Lebih dari 170 ribu orang tewas saat gempa dan tsunami menghancurkan sebagian wilayah barat Aceh, yang disebut salah-satu bencana terdahsyat sepanjang abad ini. Sebagian korban kemudian dimakamkan di kuburan massal yang terdapat di sejumlah lokasi di Kota Banda Aceh dan wilayah lainnya di provinsi itu.
Sanak saudara dari korban yang meninggal mendatangi lagi lokasi kuburan massal. Dengan mengenakan kemeja yang terbaik, dan mungkin pula rasa rindu, mereka duduk bersila, membacakan doa-doa terbaik untuk orang-orang yang dikuburkan di tempat itu.

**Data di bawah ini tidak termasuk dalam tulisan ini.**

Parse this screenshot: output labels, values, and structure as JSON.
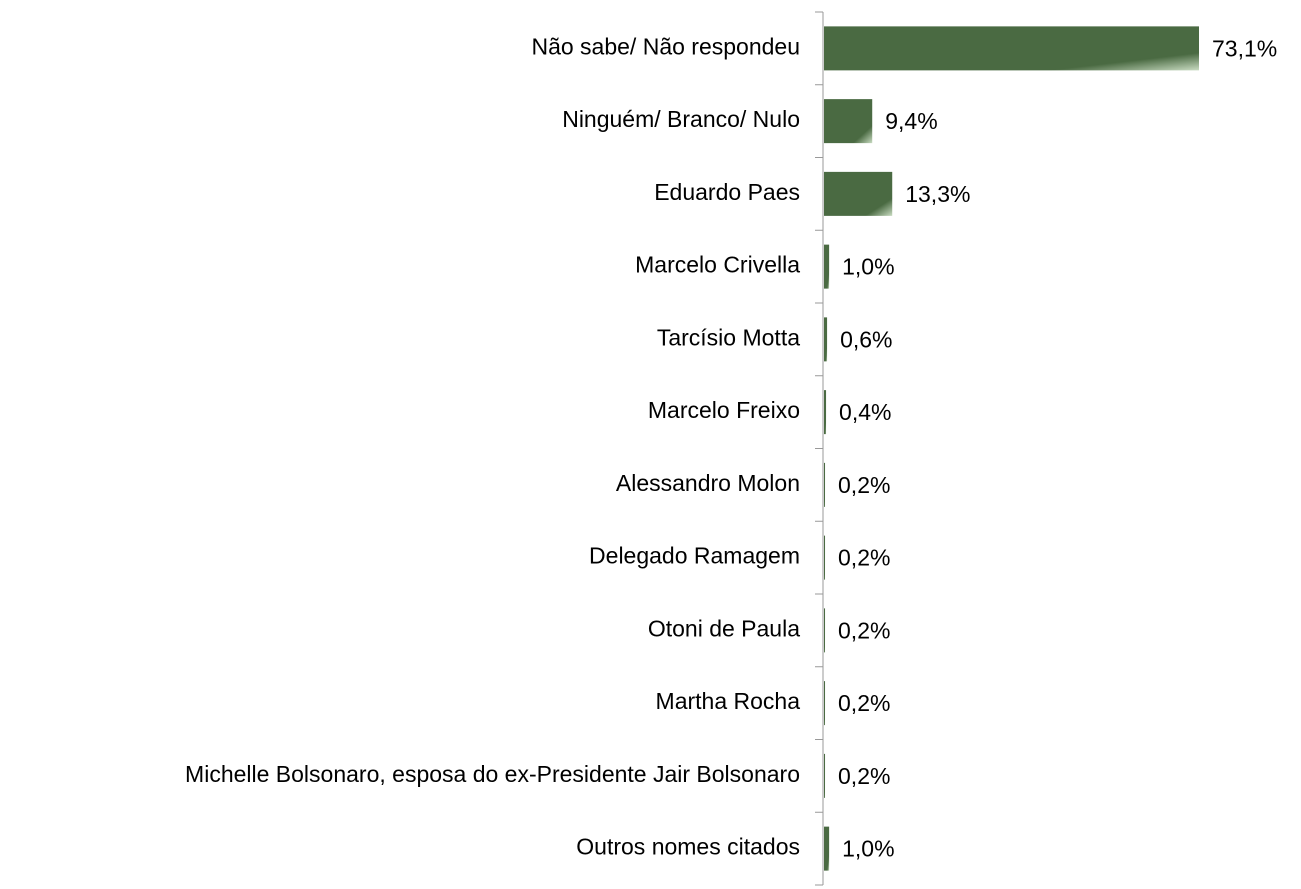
{
  "chart_data": {
    "type": "hbar",
    "categories": [
      "Não sabe/ Não respondeu",
      "Ninguém/ Branco/ Nulo",
      "Eduardo Paes",
      "Marcelo Crivella",
      "Tarcísio Motta",
      "Marcelo Freixo",
      "Alessandro Molon",
      "Delegado Ramagem",
      "Otoni de Paula",
      "Martha Rocha",
      "Michelle Bolsonaro, esposa do ex-Presidente Jair Bolsonaro",
      "Outros nomes citados"
    ],
    "values": [
      73.1,
      9.4,
      13.3,
      1.0,
      0.6,
      0.4,
      0.2,
      0.2,
      0.2,
      0.2,
      0.2,
      1.0
    ],
    "value_labels": [
      "73,1%",
      "9,4%",
      "13,3%",
      "1,0%",
      "0,6%",
      "0,4%",
      "0,2%",
      "0,2%",
      "0,2%",
      "0,2%",
      "0,2%",
      "1,0%"
    ],
    "color": "#4a6a42"
  }
}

Pemandangan yang sama terlihat di wilayah Ulee Lheue, di pinggiran Banda Aceh, lokasi kuburan massal didatangi semenjak Selasa pagi. Dengan suara perlahan, ditemani kicauan burung dan hembusan angin laut, doa-doa itu diantarkan, seperti dikutip dari bbc Indonesia (26/12/2017).(SON)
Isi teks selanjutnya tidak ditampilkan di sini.